Hi all, and welcome! My name is Sara Zdancewicz, an undergraduate majoring in Statistics and Biology, and a current recipient of the Brackenridge Fellowship for the upcoming summer months. A little bit about me— I plan on graduating this December and will be applying to grad schools for Fall 2023 admittance in either Structural Biology or Biophysics programs at quite a few schools in quite a few places around the country. Personally, I’m excited to see how all the additional resources I can access through the Brackenridge Fellowships, such as scholarship mentoring, and workshops about grant writing and presenting data at a conference, help me apply my research expertise and make me a stronger grad applicant.

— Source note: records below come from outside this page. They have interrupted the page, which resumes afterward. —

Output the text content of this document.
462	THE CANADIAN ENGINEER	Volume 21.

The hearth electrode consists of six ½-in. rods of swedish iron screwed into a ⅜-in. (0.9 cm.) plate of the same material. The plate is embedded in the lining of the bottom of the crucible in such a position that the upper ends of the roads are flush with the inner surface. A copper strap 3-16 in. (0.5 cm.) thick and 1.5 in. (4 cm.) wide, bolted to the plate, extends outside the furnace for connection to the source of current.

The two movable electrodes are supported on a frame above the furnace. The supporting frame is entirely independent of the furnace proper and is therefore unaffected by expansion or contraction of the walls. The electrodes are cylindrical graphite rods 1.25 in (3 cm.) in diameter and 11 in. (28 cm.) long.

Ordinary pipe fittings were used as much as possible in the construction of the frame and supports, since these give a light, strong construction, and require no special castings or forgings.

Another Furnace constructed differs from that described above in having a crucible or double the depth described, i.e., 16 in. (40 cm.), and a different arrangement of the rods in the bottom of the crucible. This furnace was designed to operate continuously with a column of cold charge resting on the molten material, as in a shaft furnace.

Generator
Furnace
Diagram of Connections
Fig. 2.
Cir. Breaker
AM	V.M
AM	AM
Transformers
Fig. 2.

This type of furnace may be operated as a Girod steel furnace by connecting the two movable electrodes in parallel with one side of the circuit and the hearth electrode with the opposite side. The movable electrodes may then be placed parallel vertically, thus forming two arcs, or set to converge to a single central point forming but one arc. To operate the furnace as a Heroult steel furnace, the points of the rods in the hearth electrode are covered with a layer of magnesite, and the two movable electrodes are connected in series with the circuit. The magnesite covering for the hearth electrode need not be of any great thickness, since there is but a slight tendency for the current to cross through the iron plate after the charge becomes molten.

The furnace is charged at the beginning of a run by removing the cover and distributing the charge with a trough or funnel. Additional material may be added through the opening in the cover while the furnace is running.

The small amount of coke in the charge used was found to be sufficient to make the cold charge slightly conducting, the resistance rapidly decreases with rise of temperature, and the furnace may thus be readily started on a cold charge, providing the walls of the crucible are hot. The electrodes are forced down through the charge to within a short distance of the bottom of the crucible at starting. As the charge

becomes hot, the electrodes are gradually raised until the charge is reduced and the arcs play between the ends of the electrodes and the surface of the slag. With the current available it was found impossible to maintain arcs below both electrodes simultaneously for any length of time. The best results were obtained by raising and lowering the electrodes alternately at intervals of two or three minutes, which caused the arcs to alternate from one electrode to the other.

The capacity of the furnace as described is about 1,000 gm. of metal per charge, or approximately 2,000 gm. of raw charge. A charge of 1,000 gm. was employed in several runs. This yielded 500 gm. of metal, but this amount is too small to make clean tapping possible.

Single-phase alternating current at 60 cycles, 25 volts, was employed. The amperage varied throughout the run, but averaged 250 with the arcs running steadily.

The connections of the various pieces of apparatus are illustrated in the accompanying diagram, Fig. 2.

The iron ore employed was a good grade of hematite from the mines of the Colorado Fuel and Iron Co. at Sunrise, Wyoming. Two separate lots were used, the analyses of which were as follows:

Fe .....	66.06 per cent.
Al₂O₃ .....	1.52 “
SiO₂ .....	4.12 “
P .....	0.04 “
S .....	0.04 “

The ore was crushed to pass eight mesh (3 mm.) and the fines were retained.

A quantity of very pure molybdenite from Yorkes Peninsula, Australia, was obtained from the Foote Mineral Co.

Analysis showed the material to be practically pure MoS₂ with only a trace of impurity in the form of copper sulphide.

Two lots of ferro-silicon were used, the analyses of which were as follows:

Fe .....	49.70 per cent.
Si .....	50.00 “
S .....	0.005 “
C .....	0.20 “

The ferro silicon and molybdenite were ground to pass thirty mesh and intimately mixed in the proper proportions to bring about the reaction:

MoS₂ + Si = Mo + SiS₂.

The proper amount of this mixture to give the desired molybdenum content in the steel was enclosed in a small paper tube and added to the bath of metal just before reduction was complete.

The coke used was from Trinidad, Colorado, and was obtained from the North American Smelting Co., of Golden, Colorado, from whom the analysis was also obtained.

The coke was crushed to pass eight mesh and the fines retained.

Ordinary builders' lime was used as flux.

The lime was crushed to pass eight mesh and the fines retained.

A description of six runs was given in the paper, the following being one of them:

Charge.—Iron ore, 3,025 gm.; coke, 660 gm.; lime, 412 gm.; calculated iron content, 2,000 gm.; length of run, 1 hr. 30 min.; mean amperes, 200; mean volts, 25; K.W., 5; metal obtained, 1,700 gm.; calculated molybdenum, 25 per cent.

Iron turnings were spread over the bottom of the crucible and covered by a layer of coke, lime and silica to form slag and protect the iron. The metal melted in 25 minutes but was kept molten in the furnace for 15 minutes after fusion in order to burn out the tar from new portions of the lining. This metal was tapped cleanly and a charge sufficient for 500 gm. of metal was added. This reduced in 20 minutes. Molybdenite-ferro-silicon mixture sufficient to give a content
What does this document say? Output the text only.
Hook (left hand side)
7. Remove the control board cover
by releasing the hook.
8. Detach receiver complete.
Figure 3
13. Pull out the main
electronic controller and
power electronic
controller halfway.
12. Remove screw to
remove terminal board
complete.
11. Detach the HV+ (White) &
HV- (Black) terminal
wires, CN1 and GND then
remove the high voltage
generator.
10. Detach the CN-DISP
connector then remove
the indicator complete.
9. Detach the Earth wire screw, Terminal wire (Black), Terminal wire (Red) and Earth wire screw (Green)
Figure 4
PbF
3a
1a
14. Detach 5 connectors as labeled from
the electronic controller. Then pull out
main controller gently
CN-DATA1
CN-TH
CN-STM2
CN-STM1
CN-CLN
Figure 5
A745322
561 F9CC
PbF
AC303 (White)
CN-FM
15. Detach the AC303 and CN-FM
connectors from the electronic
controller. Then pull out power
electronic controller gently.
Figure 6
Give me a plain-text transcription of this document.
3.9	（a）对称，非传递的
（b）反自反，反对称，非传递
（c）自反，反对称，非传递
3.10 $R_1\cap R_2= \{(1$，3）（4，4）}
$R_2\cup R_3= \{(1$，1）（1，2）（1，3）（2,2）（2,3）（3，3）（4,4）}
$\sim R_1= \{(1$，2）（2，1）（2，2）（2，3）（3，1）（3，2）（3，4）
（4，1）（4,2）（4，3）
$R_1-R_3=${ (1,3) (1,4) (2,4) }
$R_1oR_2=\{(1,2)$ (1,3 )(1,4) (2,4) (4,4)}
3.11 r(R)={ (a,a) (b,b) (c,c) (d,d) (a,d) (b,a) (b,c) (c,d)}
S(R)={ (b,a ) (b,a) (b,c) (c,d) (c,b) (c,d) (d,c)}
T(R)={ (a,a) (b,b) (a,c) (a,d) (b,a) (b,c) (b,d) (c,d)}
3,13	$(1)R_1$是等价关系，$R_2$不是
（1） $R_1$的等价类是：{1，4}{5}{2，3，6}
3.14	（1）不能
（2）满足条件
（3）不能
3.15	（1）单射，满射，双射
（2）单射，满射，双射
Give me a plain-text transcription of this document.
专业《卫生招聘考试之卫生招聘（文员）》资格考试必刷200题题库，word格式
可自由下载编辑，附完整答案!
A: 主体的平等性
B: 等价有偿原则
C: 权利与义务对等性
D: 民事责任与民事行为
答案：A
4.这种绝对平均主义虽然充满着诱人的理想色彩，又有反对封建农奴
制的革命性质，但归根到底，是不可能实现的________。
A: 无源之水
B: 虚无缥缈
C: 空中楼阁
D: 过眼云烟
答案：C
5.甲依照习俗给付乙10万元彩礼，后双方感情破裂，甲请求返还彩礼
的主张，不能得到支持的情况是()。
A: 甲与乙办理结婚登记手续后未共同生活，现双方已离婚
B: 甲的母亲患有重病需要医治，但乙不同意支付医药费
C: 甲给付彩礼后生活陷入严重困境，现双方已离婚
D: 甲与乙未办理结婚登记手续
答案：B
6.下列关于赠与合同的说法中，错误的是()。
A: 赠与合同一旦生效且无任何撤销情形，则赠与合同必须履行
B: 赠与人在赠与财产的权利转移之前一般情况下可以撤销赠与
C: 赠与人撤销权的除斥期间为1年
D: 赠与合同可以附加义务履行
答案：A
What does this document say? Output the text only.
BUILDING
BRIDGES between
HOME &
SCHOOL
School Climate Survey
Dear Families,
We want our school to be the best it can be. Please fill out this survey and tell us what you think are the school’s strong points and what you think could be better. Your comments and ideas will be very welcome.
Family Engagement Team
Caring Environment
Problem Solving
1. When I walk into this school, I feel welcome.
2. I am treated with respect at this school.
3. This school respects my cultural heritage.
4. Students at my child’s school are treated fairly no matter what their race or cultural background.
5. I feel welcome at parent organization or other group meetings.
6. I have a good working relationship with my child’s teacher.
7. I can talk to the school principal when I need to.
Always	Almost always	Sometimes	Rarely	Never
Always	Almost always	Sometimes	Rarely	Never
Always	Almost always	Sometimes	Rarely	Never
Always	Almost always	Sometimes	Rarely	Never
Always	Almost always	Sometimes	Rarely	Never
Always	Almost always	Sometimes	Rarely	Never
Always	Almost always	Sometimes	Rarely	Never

My research for the summer is being conducted in the VanDemark lab, which I have been a researcher in for the past 3 and a half years. The focus of my research is characterizing drug-protein interactions between novel drugs being developed to treat pathologic angiogenesis and their protein targets in the body. Pathologic angiogenesis is essentially when blood vessel growth occurs in areas and at times it should not be occurring, such as after eye injuries leading to blindness (shown above), or in cancer patients where networks of vessels supply tumors with the blood and nutrients to allow them to grow. Currently the drugs have been shown to be effective and limit blood vessel growth in cell-based assays and mouse models, but are not yet potent enough for clinical testing or human use. Where my research comes in is with the optimization of these drugs to make them more effective. We know that they work and are able to limit vessel growth, but the protein target that these drugs bind to in the body, and how they bind to it are still unknown. Without this knowledge, there are no efficient or convenient ways to improve drug design other than mass amounts of computational modeling and somewhat educated guesses. My goal this summer is to identify the protein target that the drugs bind to, and by using x-ray crystallography techniques, to provide an experimentally determined model of the protein-drug complex structure that we can use to design more potent drugs by identifying important contact points. A secondary goal of mine will be setting up and utilizing a screening system to quickly determine future compound efficacy in comparison to the original drugs. By using a few biochemical assays that look at things like protein stability in the presence of a ligand, or measure heat expelled upon drug-protein binding, I can quantify the binding affinity between drug and compound. As drug efficacy increases, we will see binding affinity increase as well, and the concentration of administered drug necessary for it to be effective in patients would decrease (helpful in limiting any adverse side effects!). By developing drugs to treat these cases of pathologic angiogenesis, we can provide people with better clinical outcomes in a variety of situations, and can introduce new mechanisms of treatment to patients for whom preexisting therapeutics may not have been effective, which is why I think this research is important and worth pursuing.